CLIFTON: At what cost? There has been too much blood shed. The same money could have been used for diplomatic leadership, not to kill for oil. Second, Saddam Hussein never committed terrorism on American soil. Bush was engaging in more lies to justify an oil war.

HILTON: President Bush was not lying. America tried diplomacy for 12 years, but Saddam Hussein ignored 17 resolutions which were adopted by the United Nations. Some of the allies we wanted to help us bring down Saddam Hussein were already in a corrupt coalition to keep him in power. That was revealed as part of the UN “oil for food” program.
No one was lying. The UN found documents which showed the “guiding theme” of Saddam’s regime was to be able to start making WMD again “with as short a lead time as possible.” Saddam was convinced that the UN sanctions – which stopped him from acquiring weapons – were on the brink of collapse and he bankrolled several foreign activists who were campaigning for their abolition. He personally approved payments to every one of these individuals or groups.

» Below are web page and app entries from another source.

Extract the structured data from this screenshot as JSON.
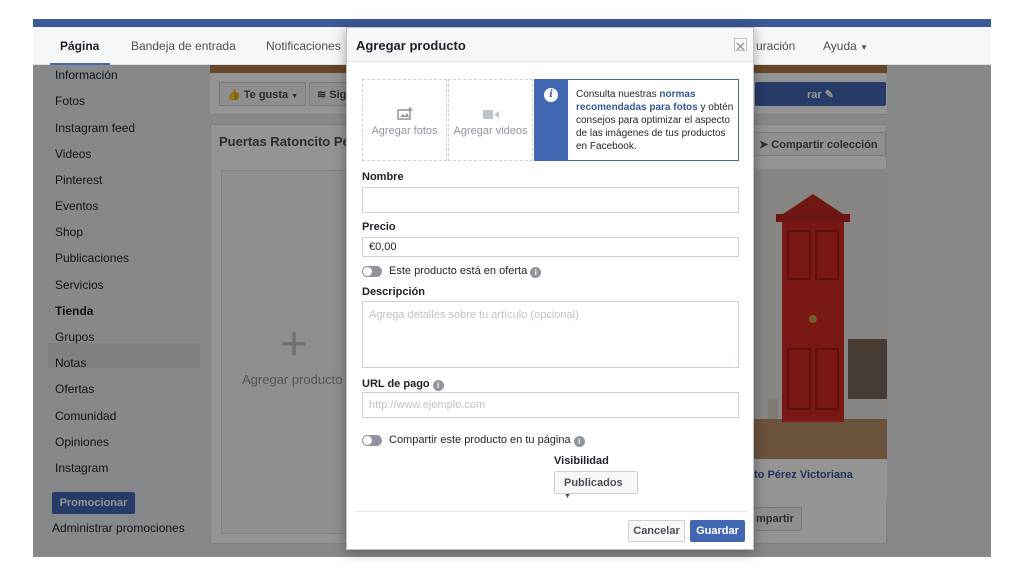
{
  "nav": {
    "tabs": [
      {
        "label": "Página"
      },
      {
        "label": "Bandeja de entrada"
      },
      {
        "label": "Notificaciones"
      },
      {
        "label": "uración"
      },
      {
        "label": "Ayuda"
      }
    ]
  },
  "sidebar": {
    "items": [
      {
        "label": "Información"
      },
      {
        "label": "Fotos"
      },
      {
        "label": "Instagram feed"
      },
      {
        "label": "Videos"
      },
      {
        "label": "Pinterest"
      },
      {
        "label": "Eventos"
      },
      {
        "label": "Shop"
      },
      {
        "label": "Publicaciones"
      },
      {
        "label": "Servicios"
      },
      {
        "label": "Tienda"
      },
      {
        "label": "Grupos"
      },
      {
        "label": "Notas"
      },
      {
        "label": "Ofertas"
      },
      {
        "label": "Comunidad"
      },
      {
        "label": "Opiniones"
      },
      {
        "label": "Instagram"
      }
    ],
    "promote_label": "Promocionar",
    "admin_promos_label": "Administrar promociones"
  },
  "page": {
    "like_label": "Te gusta",
    "follow_label": "Sig",
    "cta_label": "rar",
    "collection_title": "Puertas Ratoncito Pér",
    "share_collection_label": "Compartir colección",
    "add_product_label": "Agregar producto",
    "product_name": "to Pérez Victoriana",
    "share_label": "mpartir"
  },
  "modal": {
    "title": "Agregar producto",
    "add_photos": "Agregar fotos",
    "add_videos": "Agregar videos",
    "info": {
      "pre": "Consulta nuestras ",
      "link": "normas recomendadas para fotos",
      "post": " y obtén consejos para optimizar el aspecto de las imágenes de tus productos en Facebook."
    },
    "name_label": "Nombre",
    "name_value": "",
    "price_label": "Precio",
    "price_value": "€0,00",
    "sale_toggle_label": "Este producto está en oferta",
    "description_label": "Descripción",
    "description_placeholder": "Agrega detalles sobre tu artículo (opcional)",
    "url_label": "URL de pago",
    "url_placeholder": "http://www.ejemplo.com",
    "share_toggle_label": "Compartir este producto en tu página",
    "visibility_label": "Visibilidad",
    "visibility_value": "Publicados",
    "cancel_label": "Cancelar",
    "save_label": "Guardar"
  },
  "colors": {
    "accent": "#4267b2",
    "header_blue": "#3b5998",
    "door_red": "#d22a22"
  }
}
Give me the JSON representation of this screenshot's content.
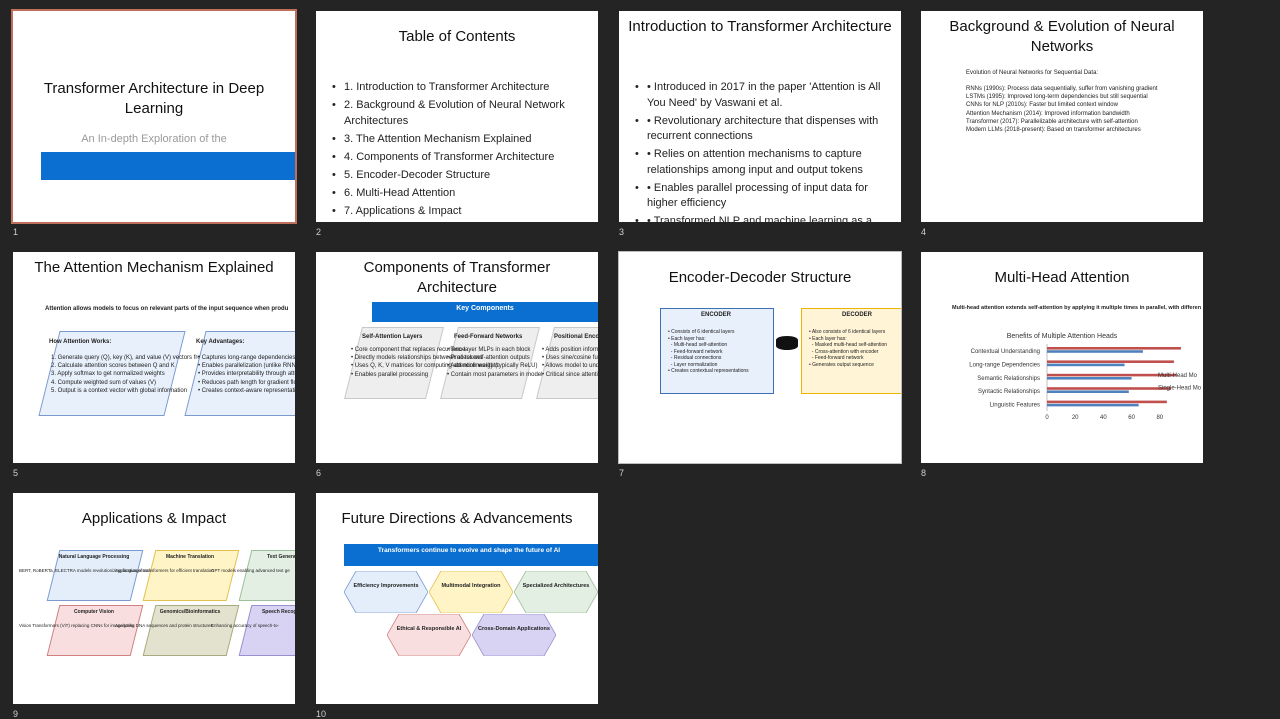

CLIFTON: You should read this shocking article, “Regime Change: How the CIA put Saddam’s Party in Power” by Richard Sanders, October 24, 2002. It clearly demonstrates the CIA’s role in Saddam’s rise to power, which you also deny. I don’t think you are ignorant, so why the lies? Where is the evidence that Saddam supported terrorism?

HILTON: You are correct, I do not deny it and the theme of this article is ludicrous. The CIA had not role in putting or keeping Saddam in power. Saddam Hussein put himself in power. He was a heartless murderer since he was 13 years old, and he killed his way to the top.
Saddam was linked to numerous terrorist acts.
There were direct connections between Saddam’s Iraq and numerous terrorist organizations. This was addressed in a March 2008 Pentagon-sponsored study entitled “Saddam and Terrorism: Emerging Insights from Captured Iraqi Documents.”
It was based on a review of more than 600,000 Iraqi documents captured after the 2003 US invasion. The study noted “Saddam supported groups either associated directly with al Qaeda (such as the Egyptian Islamic Jihad, led at one time by bin Laden’s deputy, Ayman al-Zawahiri) or generally shared al Qaeda’s stated goals and objectives.” According to the Pentagon study, there were many terrorist and jihadist groups that Iraq’s former dictator funded, trained, equipped, and armed.
Saddam was willing to use operatives affiliated with al Qaeda, and this “created both the appearance of and, in some ways, a ‘de facto’ link between the organizations. At times, these organizations would work together in pursuit of shared goals but still maintain their autonomy and independence because of innate caution and mutual distrust.” The report says Saddam had the will to use his terrorist capabilities directly against United States.
The late Abu Musab al-Zarqawi, the leader of al-Qaeda Iraq was responsible for a number of deadly attacks. He and his men trained and fought with al-Qaeda for years. Zarqawi’s network helped establish and operate an explosives and poisons facility in northeast Iraq. Zarqawi and nearly two-dozen al-Qaeda associates were in Baghdad before the fall of Saddam’s regime.

CLIFTON: I do not agree with you and you have convinced me of nothing. He has been fun to debate with you. You are obviously very intelligent, although misguided in my opinion.

HILTON: Thanks for being so kind and I hope others find our discussion educational.